Gudi, who'd already flagged the bug with Jagex, consulted fellow OSRS expert C Engineer and landed on player housing as the ideal testbed for this bug. Player houses can include multi-combat dungeons, and when you die in one, you respawn outside the assigned house portal. This would make it easy for the attackers to be near the victim's respawn point, and it's also an environment where thousands of players regularly go to fight purely for fun, rightfully thinking their items are safe. There is a special attack limitation in player housing that prevents massive Ancient Godsword stacks, but the core mechanics could still be used to rob players of their items. 

The thing is, as Gudi worked out, it's not actually dying that enables this delayed damage. Dying is just one quick way to get players from a safe area to an unsafe area via respawn. But even if the target player manually teleports to an unsafe area, the delayed damage could still trigger and kill them with PvP rules if their health was low enough. 

This brings us to the safe multi-combat minigame Castle Wars, which automatically teleports all participants to a lobby area at the end of a match. Using the Ancient Godsword, four players could stack out anyone in Castle Wars just by hitting them with special attacks right as a match ended, and then claim their ill-gotten loot in the lobby. 

"Of everything I had done up to this point, this was without a doubt the one which crossed the line," Gudi reasons. "I did it to a real player, and while there was no chance they would actually die because it wouldn't deal enough damage, I really did not want this bug to get leaked before it was patched." 

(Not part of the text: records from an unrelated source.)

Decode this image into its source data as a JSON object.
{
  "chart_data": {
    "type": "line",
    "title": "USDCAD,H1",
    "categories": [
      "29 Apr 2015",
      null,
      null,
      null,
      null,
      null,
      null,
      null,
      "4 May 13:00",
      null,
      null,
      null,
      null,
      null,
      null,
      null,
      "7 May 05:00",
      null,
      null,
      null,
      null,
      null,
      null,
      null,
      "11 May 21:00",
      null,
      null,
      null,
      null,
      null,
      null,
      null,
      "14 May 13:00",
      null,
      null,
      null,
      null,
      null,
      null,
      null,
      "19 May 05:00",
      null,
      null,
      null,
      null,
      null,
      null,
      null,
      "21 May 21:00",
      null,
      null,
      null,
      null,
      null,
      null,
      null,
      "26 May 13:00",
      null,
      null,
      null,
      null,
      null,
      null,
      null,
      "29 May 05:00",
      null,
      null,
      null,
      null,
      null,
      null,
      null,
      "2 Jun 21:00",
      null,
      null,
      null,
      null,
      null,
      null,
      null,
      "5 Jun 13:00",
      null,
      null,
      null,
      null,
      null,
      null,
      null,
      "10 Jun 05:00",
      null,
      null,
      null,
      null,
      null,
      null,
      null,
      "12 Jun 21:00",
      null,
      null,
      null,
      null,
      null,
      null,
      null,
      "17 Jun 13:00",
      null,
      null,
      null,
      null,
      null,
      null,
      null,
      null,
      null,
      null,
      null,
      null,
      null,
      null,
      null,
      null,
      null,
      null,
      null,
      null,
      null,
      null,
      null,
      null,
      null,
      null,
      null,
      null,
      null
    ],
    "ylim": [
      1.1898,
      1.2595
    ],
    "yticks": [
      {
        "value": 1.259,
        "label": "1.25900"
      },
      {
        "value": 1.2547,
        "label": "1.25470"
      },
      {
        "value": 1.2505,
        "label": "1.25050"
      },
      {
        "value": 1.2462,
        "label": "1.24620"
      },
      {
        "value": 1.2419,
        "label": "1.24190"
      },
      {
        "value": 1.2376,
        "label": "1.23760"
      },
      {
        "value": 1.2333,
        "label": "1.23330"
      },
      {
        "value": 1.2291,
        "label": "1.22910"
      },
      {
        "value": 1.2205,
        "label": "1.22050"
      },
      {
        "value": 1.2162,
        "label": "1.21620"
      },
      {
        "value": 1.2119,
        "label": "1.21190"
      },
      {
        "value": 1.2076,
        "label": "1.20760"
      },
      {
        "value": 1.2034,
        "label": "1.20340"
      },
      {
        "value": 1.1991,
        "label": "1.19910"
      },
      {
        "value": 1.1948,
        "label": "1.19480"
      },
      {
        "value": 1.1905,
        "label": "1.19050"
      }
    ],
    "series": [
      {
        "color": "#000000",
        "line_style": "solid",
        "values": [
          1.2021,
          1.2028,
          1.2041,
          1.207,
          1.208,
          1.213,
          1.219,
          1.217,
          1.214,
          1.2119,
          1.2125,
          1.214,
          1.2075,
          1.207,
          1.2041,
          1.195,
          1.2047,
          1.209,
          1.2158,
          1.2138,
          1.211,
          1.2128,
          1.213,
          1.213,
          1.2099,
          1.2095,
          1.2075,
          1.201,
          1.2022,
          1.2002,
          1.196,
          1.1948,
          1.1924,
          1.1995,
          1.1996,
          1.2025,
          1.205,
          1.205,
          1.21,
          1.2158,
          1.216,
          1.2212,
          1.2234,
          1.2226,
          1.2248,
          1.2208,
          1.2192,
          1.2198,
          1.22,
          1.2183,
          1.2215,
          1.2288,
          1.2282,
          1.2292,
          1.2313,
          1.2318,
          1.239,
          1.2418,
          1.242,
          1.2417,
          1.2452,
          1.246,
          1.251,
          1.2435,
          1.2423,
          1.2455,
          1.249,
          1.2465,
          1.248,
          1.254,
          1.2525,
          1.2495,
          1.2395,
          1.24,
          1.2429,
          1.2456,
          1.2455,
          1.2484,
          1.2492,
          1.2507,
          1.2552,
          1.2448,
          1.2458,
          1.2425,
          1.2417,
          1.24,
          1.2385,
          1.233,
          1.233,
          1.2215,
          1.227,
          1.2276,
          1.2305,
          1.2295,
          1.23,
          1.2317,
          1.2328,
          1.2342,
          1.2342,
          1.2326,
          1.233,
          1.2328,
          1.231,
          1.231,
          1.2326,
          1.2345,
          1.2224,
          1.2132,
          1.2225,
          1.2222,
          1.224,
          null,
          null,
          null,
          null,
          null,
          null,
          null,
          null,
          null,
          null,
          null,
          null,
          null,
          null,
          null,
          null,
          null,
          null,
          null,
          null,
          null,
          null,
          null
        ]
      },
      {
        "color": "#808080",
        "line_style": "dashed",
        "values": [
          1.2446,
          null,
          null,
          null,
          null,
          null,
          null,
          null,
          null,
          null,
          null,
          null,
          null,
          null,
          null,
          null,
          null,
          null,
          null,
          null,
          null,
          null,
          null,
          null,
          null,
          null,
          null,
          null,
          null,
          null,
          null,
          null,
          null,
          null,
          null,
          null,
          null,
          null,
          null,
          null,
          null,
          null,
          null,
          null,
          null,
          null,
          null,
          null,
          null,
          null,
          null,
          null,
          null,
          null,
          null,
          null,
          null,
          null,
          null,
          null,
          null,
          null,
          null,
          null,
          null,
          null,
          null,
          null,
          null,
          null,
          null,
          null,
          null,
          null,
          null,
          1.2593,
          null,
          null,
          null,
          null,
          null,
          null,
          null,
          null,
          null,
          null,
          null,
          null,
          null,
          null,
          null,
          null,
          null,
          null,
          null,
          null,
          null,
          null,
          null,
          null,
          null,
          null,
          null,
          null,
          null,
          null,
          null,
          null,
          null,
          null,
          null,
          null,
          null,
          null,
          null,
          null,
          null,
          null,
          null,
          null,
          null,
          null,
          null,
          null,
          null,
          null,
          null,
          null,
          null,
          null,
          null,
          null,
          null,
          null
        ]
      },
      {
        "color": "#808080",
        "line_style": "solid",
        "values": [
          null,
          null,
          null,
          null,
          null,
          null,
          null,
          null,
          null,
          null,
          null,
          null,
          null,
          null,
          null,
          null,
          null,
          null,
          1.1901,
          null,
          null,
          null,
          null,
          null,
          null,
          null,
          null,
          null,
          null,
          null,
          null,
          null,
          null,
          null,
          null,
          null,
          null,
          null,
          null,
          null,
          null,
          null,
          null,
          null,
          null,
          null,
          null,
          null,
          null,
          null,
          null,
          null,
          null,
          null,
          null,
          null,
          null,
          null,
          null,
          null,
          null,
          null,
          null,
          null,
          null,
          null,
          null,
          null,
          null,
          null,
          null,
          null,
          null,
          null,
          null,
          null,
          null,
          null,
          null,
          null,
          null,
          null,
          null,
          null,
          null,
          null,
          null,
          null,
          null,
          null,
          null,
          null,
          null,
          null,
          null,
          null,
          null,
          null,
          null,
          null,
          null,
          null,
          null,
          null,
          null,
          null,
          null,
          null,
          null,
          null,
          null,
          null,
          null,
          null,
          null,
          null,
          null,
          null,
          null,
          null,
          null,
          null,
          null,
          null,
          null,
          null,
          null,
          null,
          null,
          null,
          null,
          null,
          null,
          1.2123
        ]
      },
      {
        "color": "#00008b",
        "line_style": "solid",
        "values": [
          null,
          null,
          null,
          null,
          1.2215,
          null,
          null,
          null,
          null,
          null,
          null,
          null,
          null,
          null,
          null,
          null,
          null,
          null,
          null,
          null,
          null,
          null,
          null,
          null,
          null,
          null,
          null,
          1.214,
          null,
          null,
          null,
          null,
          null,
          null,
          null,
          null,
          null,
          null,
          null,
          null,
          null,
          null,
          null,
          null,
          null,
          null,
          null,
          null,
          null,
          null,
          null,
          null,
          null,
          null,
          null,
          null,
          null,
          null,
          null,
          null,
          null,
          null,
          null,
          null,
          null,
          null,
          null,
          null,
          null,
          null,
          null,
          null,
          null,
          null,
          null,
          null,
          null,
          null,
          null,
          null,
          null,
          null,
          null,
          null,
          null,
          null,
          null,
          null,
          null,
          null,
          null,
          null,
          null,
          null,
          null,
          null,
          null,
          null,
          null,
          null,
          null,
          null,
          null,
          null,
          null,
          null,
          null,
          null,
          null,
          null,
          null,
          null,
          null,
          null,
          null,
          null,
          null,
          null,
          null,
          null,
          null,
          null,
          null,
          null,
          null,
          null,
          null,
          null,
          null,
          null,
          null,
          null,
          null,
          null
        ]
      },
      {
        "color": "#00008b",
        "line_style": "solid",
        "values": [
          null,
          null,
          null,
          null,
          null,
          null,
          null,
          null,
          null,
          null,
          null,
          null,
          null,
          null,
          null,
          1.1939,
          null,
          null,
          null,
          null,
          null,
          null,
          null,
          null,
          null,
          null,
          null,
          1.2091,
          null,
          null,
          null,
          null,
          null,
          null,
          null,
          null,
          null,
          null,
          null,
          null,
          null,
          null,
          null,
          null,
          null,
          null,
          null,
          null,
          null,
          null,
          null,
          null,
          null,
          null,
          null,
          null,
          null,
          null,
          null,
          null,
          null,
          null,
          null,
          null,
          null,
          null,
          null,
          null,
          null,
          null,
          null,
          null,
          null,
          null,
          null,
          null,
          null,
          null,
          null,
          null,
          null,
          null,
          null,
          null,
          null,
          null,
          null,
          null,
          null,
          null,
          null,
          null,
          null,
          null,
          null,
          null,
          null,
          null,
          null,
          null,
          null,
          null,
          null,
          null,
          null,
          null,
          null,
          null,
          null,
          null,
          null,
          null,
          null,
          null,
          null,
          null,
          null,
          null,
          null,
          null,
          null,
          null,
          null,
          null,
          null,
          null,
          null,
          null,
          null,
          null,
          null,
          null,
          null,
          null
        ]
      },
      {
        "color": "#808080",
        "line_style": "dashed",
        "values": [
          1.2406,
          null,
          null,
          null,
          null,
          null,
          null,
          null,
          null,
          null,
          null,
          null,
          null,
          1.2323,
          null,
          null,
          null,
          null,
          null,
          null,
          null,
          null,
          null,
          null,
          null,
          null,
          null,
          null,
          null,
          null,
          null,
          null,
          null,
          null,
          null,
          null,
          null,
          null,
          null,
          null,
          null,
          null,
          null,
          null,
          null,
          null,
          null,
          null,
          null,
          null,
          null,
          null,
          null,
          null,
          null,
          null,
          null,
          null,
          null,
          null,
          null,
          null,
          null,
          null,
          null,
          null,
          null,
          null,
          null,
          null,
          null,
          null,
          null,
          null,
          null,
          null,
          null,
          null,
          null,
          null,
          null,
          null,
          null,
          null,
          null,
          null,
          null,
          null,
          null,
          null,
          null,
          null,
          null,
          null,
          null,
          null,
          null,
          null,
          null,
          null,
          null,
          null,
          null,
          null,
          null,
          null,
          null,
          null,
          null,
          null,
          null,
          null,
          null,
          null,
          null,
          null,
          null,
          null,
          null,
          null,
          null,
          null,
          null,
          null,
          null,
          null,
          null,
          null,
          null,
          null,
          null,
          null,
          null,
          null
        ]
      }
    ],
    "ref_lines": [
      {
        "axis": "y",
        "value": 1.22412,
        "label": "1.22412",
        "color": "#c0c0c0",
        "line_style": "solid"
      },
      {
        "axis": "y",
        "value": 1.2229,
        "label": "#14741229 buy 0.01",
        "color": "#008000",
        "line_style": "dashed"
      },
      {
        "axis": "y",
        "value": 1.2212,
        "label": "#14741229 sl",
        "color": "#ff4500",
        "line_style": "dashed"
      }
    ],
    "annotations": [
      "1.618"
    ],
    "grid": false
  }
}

(Image credit: Jagex / Hi-Rez)

Gudi kept the bug under wraps for a while while awaiting a response from Jagex, which did quietly patch the Ancient Godsword special attack before this video came out. But he also put it through its paces by good-naturedly luring some friends into his own in-game house to take their stuff. 

With the best of intentions, Gudi convinced a few folks to enter his home at low HP – purportedly to test a bug with the iconic Dharoks armor set that increases your damage when at low health, which is actually a pretty convincing smokescreen – and then use a teleport spell right as they were hit with the Ancient Godsword. Gudi teleported right along with them to collect the loot keys. The unwitting victims wound up on the receiving end of a damage bug instead, and missing some items – which Gudi naturally returned. 

The list of victims included former Jagex artist Mod Alfred, who left the Old School RuneScape development team several years ago. "You actually [killed] me in your house," a bewildered Alfred exclaims in the video. "What is Jagex doing? ... That is a really good way of luring. That's so broken. Someone could make a lot of money doing that. People could've made billions or trillions doing this." 

Jagex has been alerted, as have nearly 400,000 viewers on Gudi's video, and the bug has been fixed. Ominously, Gudi teased a "potentially devastating and very similar bug" at the end of the video, so we'll see where this goes from here. But OSRS has avoided a second Falador Massacre, even if a few people did suffer bugged PvP deaths due to player housing once again.